[staròba l'ho letta con Massimiliano Ercolani al contrabbasso e Simonerò alla chitarra, loro incalzavano un riff rockabilly ed io la leggevo veloce con uno jipijapa incastrato sui capelli, era maggio e c'era pure una signorina che suonava l'ocarina, per dire]
Vorrete non credermi, come al cinematografo, le cose sono così come vengono e vanno accettate: la grossa differenza tra me ed Adelmo Schelotto risiede nel fatto che io i discorsi non li so proprio fare, pur arrogandomene fregio e sollazzo, e per impressionare copincollo gl'incipit di Julio Cortàzar.
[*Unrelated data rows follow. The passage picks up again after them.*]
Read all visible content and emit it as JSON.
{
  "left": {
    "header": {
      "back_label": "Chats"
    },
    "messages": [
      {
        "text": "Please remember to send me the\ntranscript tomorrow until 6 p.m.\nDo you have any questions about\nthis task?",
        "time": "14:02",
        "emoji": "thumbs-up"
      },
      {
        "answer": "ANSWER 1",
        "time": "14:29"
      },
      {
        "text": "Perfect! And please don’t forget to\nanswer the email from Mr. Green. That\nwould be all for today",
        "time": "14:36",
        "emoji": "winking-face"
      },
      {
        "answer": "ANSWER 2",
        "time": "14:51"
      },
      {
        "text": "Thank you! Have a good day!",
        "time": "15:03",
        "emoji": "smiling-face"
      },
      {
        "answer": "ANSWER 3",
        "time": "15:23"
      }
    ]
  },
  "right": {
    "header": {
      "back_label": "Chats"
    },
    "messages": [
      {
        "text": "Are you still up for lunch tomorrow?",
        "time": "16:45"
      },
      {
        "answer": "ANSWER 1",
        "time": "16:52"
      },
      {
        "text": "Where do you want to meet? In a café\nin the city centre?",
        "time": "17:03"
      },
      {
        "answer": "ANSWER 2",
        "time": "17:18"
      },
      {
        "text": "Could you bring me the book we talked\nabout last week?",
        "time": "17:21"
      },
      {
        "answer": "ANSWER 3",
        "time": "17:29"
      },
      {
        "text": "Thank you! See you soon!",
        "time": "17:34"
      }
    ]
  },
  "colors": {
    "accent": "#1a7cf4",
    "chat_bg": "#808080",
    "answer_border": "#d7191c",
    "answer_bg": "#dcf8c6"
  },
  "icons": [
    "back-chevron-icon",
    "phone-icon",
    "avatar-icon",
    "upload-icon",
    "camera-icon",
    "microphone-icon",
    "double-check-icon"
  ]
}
Mentre Adelmo, ah Adelmo, ecco lui non aveva mica mai affermato d'essere un grande oratore, eppure quella fredda sera di Dicembre davanti al resto della squadra, a lavorazione del sommergibile ultimata, aveva strappato applausi entusiasti con poche parole affastellate scompostamente.
Qualche giorno dopo da Terni avrebbero spostato il siluro argenteo fino a Civitavecchia, e sotto il cielo della Befana l'avrebbero varato, poi, bottammuro e tricchetracche e sciampagne che s'infrangono sullo scafo, "al varo lo Sciré", avrebbero titolato i giornali, Sciré come l'area tigrina dell'appendice d'impero fassista in terra africana.
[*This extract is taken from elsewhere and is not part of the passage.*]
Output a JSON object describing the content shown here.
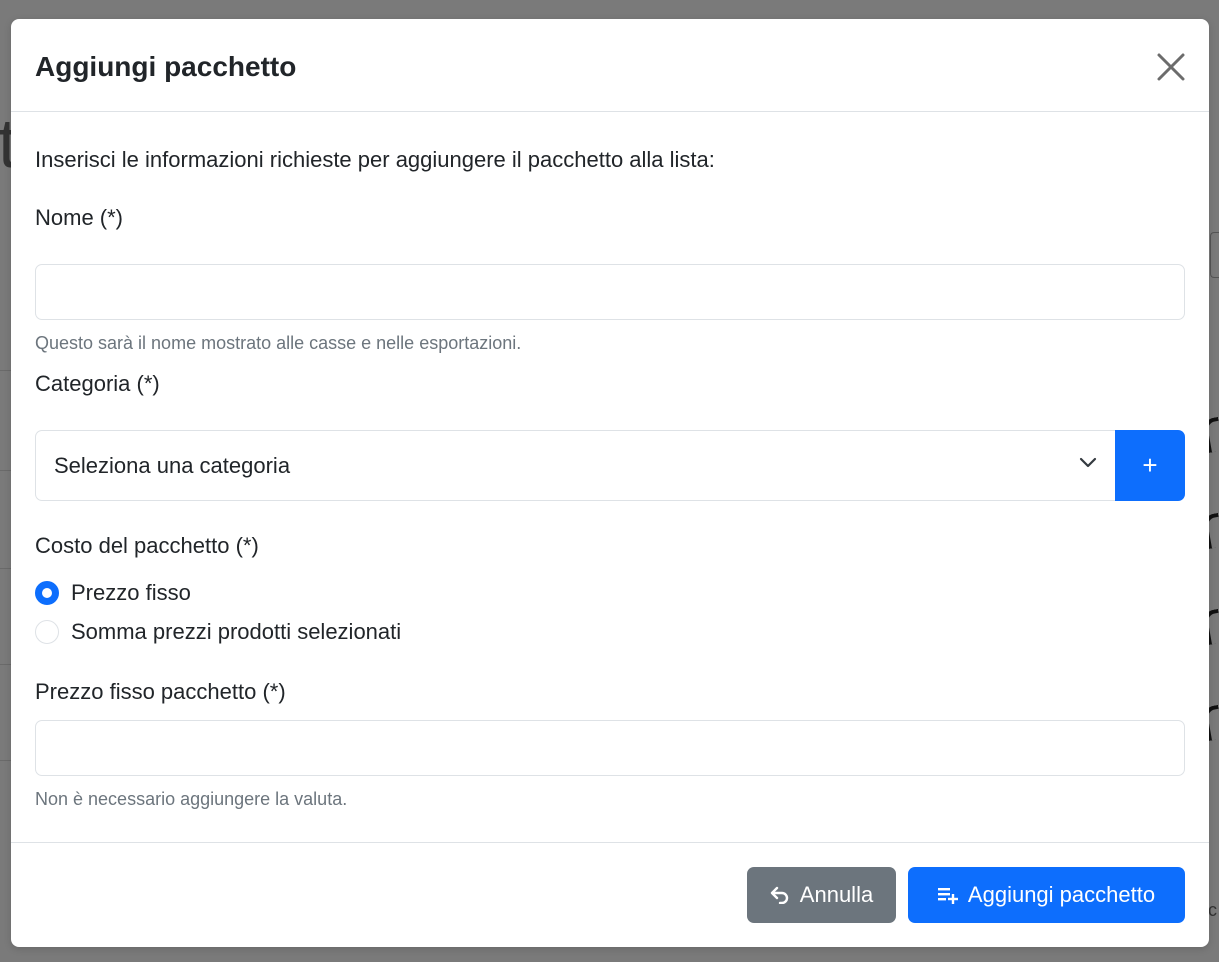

L'avrei mica mai conosciuta, la storia dello Sciré e di Adelmo Schelotto, se non mi fossi imbattuto qualche tempo fa in una stradina che si dipana da Via Braccianese Claudia, una stradina che chissàperché chissàpercome l'han chiamata "Via degli Sciré".
Ma non vien meglio scrollare le spalle, arricciare le labbra, dire boh machenesò machemmefrega quando vediamo il nome d'una strada e non sappiamo proprio cosa significhi, quel nome, appioppato a quella strada?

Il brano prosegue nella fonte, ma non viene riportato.